To address the small gap at the right hand corner, did you check the accuracy of the end cut with a square? I'd first trim dead square with a shooting board, as that is my most accurate option, before I'd cope the end.
Couple thoughts for the chipping in the left hand corner . . . Could you cope the end first, then stick the side? If you cope second, could you cope a separate backer piece so that it fits tightly to all surfaces of the stuck side? If the backer mates up tightly chipping should be hindered.
In the left hand picture it looks like you were routing with the grain along the length of the stile, and then routing across grain on the end. If so, that should be done in the opposite order so the tendancy to tear out on the end will be occurring only on portions that will subsequently routed away. I'm not sure about the assorted misallignments elewhere.
Your sequence is wrong, do your copes first with a backer, then do the beads.
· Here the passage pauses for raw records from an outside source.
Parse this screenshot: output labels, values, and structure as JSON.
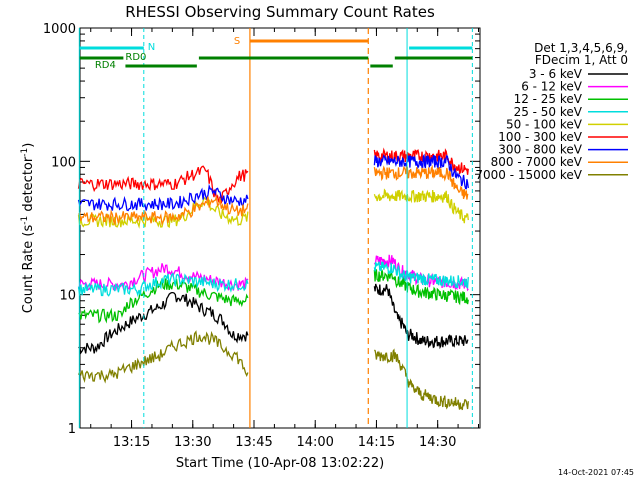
{
  "chart_data": {
    "type": "line",
    "title": "RHESSI Observing Summary Count Rates",
    "xlabel": "Start Time (10-Apr-08 13:02:22)",
    "ylabel_main": "Count Rate (s",
    "ylabel_sup1": "-1",
    "ylabel_mid": " detector",
    "ylabel_sup2": "-1",
    "ylabel_end": ")",
    "y_scale": "log",
    "xlim": [
      "13:02",
      "14:40"
    ],
    "ylim": [
      1,
      1000
    ],
    "x_ticks": [
      "13:15",
      "13:30",
      "13:45",
      "14:00",
      "14:15",
      "14:30"
    ],
    "y_ticks": [
      "1",
      "10",
      "100",
      "1000"
    ],
    "legend": {
      "placement": "right",
      "header": [
        "Det 1,3,4,5,6,9,",
        "FDecim 1, Att 0"
      ]
    },
    "series": [
      {
        "name": "3 - 6 keV",
        "color": "#000000",
        "seg1": [
          [
            3.3,
            4
          ],
          [
            6,
            5
          ],
          [
            9,
            6
          ],
          [
            12,
            7
          ],
          [
            15,
            8
          ],
          [
            17,
            9
          ],
          [
            18,
            10
          ],
          [
            21,
            9
          ],
          [
            23,
            8
          ],
          [
            26,
            7
          ],
          [
            28,
            6
          ],
          [
            29,
            5
          ],
          [
            32,
            5
          ]
        ],
        "seg2": [
          [
            2.9,
            11
          ],
          [
            3.2,
            10
          ],
          [
            4,
            8
          ],
          [
            5,
            6.5
          ],
          [
            6,
            6
          ],
          [
            7,
            5
          ],
          [
            8,
            5
          ],
          [
            10,
            4.5
          ],
          [
            13,
            4.5
          ],
          [
            20,
            4.5
          ]
        ]
      },
      {
        "name": "6 - 12 keV",
        "color": "#ff00ff",
        "seg1": [
          [
            8.8,
            12
          ],
          [
            10,
            13
          ],
          [
            12,
            14
          ],
          [
            14,
            15
          ],
          [
            16,
            16
          ],
          [
            18,
            15
          ],
          [
            20,
            14
          ],
          [
            24,
            13
          ],
          [
            28,
            12
          ],
          [
            31,
            12
          ]
        ],
        "seg2": [
          [
            4,
            18
          ],
          [
            5,
            16
          ],
          [
            6,
            15
          ],
          [
            8,
            14
          ],
          [
            10,
            13
          ],
          [
            14,
            12.5
          ],
          [
            20,
            12
          ]
        ]
      },
      {
        "name": "12 - 25 keV",
        "color": "#00c000",
        "seg1": [
          [
            8,
            7
          ],
          [
            8.5,
            8
          ],
          [
            9,
            8.5
          ],
          [
            12,
            10
          ],
          [
            15,
            12
          ],
          [
            18,
            12
          ],
          [
            21,
            11
          ],
          [
            24,
            10
          ],
          [
            28,
            9
          ],
          [
            31,
            9
          ]
        ],
        "seg2": [
          [
            4,
            14
          ],
          [
            5,
            12.5
          ],
          [
            6,
            12
          ],
          [
            8,
            11
          ],
          [
            10,
            10.5
          ],
          [
            14,
            10
          ],
          [
            20,
            9.5
          ]
        ]
      },
      {
        "name": "25 - 50 keV",
        "color": "#00dddd",
        "seg1": [
          [
            11,
            11
          ],
          [
            13,
            12
          ],
          [
            16,
            13
          ],
          [
            19,
            13
          ],
          [
            22,
            12.5
          ],
          [
            26,
            12
          ],
          [
            31,
            12
          ]
        ],
        "seg2": [
          [
            4,
            16
          ],
          [
            6,
            14
          ],
          [
            8,
            13.5
          ],
          [
            12,
            13
          ],
          [
            20,
            12.5
          ]
        ]
      },
      {
        "name": "50 - 100 keV",
        "color": "#d0d000",
        "seg1": [
          [
            36,
            36
          ],
          [
            39,
            38
          ],
          [
            42,
            42
          ],
          [
            45,
            48
          ],
          [
            48,
            52
          ],
          [
            51,
            44
          ],
          [
            54,
            40
          ],
          [
            57,
            38
          ],
          [
            60,
            36
          ],
          [
            64,
            38
          ]
        ],
        "seg2": [
          [
            50,
            55
          ],
          [
            52,
            48
          ],
          [
            54,
            45
          ],
          [
            56,
            42
          ],
          [
            58,
            40
          ],
          [
            61,
            38
          ],
          [
            64,
            37
          ]
        ]
      },
      {
        "name": "100 - 300 keV",
        "color": "#ff0000",
        "seg1": [
          [
            36,
            68
          ],
          [
            39,
            72
          ],
          [
            42,
            78
          ],
          [
            45,
            82
          ],
          [
            48,
            86
          ],
          [
            51,
            60
          ],
          [
            53,
            50
          ],
          [
            55,
            55
          ],
          [
            58,
            68
          ],
          [
            61,
            78
          ],
          [
            64,
            80
          ]
        ],
        "seg2": [
          [
            50,
            110
          ],
          [
            52,
            100
          ],
          [
            54,
            95
          ],
          [
            56,
            92
          ],
          [
            58,
            90
          ],
          [
            61,
            88
          ],
          [
            64,
            86
          ]
        ]
      },
      {
        "name": "300 - 800 keV",
        "color": "#0000ff",
        "seg1": [
          [
            36,
            48
          ],
          [
            39,
            50
          ],
          [
            42,
            53
          ],
          [
            45,
            56
          ],
          [
            48,
            58
          ],
          [
            51,
            60
          ],
          [
            54,
            55
          ],
          [
            57,
            52
          ],
          [
            60,
            50
          ],
          [
            64,
            52
          ]
        ],
        "seg2": [
          [
            50,
            100
          ],
          [
            52,
            90
          ],
          [
            54,
            82
          ],
          [
            56,
            78
          ],
          [
            58,
            74
          ],
          [
            61,
            71
          ],
          [
            64,
            69
          ]
        ]
      },
      {
        "name": "800 - 7000 keV",
        "color": "#ff8000",
        "seg1": [
          [
            36,
            38
          ],
          [
            39,
            40
          ],
          [
            42,
            42
          ],
          [
            45,
            45
          ],
          [
            48,
            48
          ],
          [
            51,
            52
          ],
          [
            54,
            48
          ],
          [
            57,
            44
          ],
          [
            60,
            42
          ],
          [
            64,
            44
          ]
        ],
        "seg2": [
          [
            50,
            82
          ],
          [
            52,
            74
          ],
          [
            54,
            68
          ],
          [
            56,
            63
          ],
          [
            58,
            59
          ],
          [
            61,
            57
          ],
          [
            64,
            55
          ]
        ]
      },
      {
        "name": "7000 - 15000 keV",
        "color": "#808000",
        "seg1": [
          [
            1.5,
            2.5
          ],
          [
            2.5,
            3
          ],
          [
            3.5,
            3.5
          ],
          [
            4.2,
            4.2
          ],
          [
            4.8,
            4.6
          ],
          [
            5.2,
            5
          ],
          [
            5.8,
            4.6
          ],
          [
            6.2,
            4
          ],
          [
            6.8,
            3.5
          ],
          [
            7.3,
            2.5
          ]
        ],
        "seg2": [
          [
            2.2,
            3.5
          ],
          [
            2.8,
            3
          ],
          [
            3.3,
            2.5
          ],
          [
            4,
            2
          ],
          [
            5,
            1.8
          ],
          [
            7,
            1.6
          ],
          [
            10,
            1.5
          ]
        ]
      }
    ],
    "annotations": {
      "n": "N",
      "s": "S",
      "rd0": "RD0",
      "rd4": "RD4"
    },
    "footer": "14-Oct-2021 07:45"
  }
}
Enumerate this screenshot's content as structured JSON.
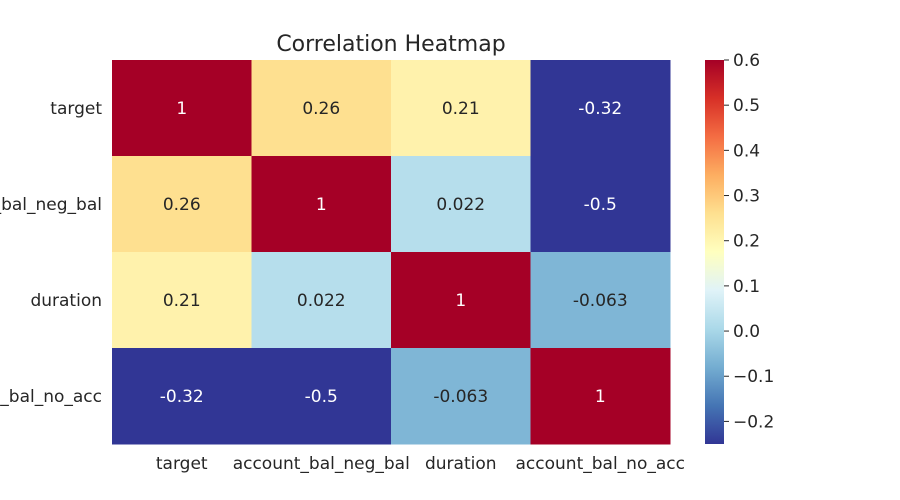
{
  "chart_data": {
    "type": "heatmap",
    "title": "Correlation Heatmap",
    "xlabel": "",
    "ylabel": "",
    "x_categories": [
      "target",
      "account_bal_neg_bal",
      "duration",
      "account_bal_no_acc"
    ],
    "y_categories": [
      "target",
      "account_bal_neg_bal",
      "duration",
      "account_bal_no_acc"
    ],
    "values": [
      [
        1,
        0.26,
        0.21,
        -0.32
      ],
      [
        0.26,
        1,
        0.022,
        -0.5
      ],
      [
        0.21,
        0.022,
        1,
        -0.063
      ],
      [
        -0.32,
        -0.5,
        -0.063,
        1
      ]
    ],
    "annotations": [
      [
        "1",
        "0.26",
        "0.21",
        "-0.32"
      ],
      [
        "0.26",
        "1",
        "0.022",
        "-0.5"
      ],
      [
        "0.21",
        "0.022",
        "1",
        "-0.063"
      ],
      [
        "-0.32",
        "-0.5",
        "-0.063",
        "1"
      ]
    ],
    "colormap": "RdYlBu_r",
    "color_range": [
      -0.25,
      0.6
    ],
    "colorbar_ticks": [
      0.6,
      0.5,
      0.4,
      0.3,
      0.2,
      0.1,
      0.0,
      -0.1,
      -0.2
    ],
    "colorbar_tick_labels": [
      "0.6",
      "0.5",
      "0.4",
      "0.3",
      "0.2",
      "0.1",
      "0.0",
      "−0.1",
      "−0.2"
    ],
    "grid": false
  }
}
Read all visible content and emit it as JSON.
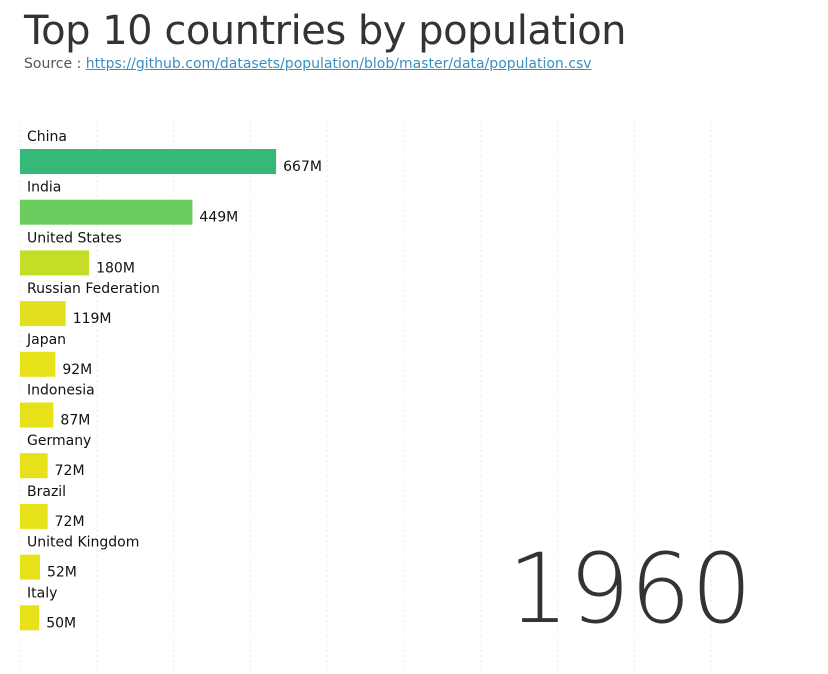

As a cabinetmaker who makes my own doors I can say that there are two ways to fix the tearout. 1) machine the rail ends BEFORE maching with grain - still use a solid backer for supporing piece as it goes through router/shaper, or 2) and this is my preferred method - machine all rail & style stock in board length with stock feeder, cut into individual pieces (length wise), then mill rail ends. To get around tearout on back of rail cope cut I first run a good size piece of scrap through with grain on cope cutting seting to be used as a backer that mates exactly into the groove of rail to support grain as you machine rail ends.